Date on which the U.S. Supreme Court affirmed a lower court ruling that the congressional districts drawn by North Carolina's Republican-controlled legislature in 2011 involved unconstitutional racial gerrymanders meant to dilute the power of black voters: 5/22/2017
Of the stricken map's 13 congressional districts, number that were controlled by Republicans: 10
According to elections law expert Rick Hasen, number of "bombshells" in the decision's footnotes in which the Court said that in places like the U.S. South where race and party overlap to a high degree — what's known as "conjoined polarization" — they can be treated as proxies for one another: 2
Number of additional successful racial gerrymandering cases in the South and elsewhere the Supreme Court's ruling will lead to, according to Hasen: "many more"
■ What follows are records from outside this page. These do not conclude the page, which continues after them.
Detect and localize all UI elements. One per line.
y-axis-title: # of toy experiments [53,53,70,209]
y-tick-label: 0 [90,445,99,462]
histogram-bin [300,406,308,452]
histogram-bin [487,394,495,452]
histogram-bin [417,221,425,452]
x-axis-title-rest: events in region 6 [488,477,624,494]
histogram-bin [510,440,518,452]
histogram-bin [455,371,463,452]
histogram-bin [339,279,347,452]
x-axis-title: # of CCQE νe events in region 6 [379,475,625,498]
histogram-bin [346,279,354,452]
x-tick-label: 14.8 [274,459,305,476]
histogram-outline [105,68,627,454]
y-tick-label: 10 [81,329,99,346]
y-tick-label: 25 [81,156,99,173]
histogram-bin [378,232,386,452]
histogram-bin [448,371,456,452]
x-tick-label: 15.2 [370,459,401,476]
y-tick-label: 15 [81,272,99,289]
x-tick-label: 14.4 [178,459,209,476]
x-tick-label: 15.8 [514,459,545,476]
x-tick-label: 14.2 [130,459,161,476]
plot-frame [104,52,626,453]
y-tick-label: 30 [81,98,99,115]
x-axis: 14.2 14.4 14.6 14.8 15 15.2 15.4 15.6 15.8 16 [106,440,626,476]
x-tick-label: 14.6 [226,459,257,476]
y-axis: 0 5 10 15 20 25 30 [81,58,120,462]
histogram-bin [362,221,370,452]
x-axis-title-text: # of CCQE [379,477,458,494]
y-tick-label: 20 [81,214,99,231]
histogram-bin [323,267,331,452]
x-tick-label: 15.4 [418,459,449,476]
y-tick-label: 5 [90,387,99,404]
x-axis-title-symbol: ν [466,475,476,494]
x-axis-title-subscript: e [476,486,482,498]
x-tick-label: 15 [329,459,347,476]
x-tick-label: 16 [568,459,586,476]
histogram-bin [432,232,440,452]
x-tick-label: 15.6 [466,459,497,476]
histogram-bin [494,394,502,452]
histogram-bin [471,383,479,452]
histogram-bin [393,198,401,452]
Year in which North Carolina adopted a new congressional district map in response to the lower court's ruling in the case, with lawmakers explicitly calling it a partisan gerrymander: 2016
Of the 13 districts in North Carolina's new congressional map, number that were still held by Republicans after last year's election: 10
If North Carolina's congressional seats were apportioned based on the share of votes each party's candidates got in last year's election, number fewer seats Republicans would hold: 3
In the three states with the most extremely partisan congressional districts — North Carolina, Pennsylvania and Michigan — number of extra Republican seats accounted for by the distortion in the maps in each of the three elections since 2011: 7 to 10
In the 26 states that account for 85 percent of congressional districts, net benefit in terms of seats that Republicans derive from partisan bias in the current Congress: 16 to 17
Of the seven states with the greatest Republican bias in congressional seats, number in the South: 4*
Of the seven states with high partisan bias, number where a single political party had sole control of redistricting: 7
Date on which a trial is set to begin in Greensboro, North Carolina, over whether the state's new congressional maps are unconstitutionally partisan: 6/26/2017
* Florida, Michigan, North Carolina, Ohio, Pennsylvania, Texas and Virginia.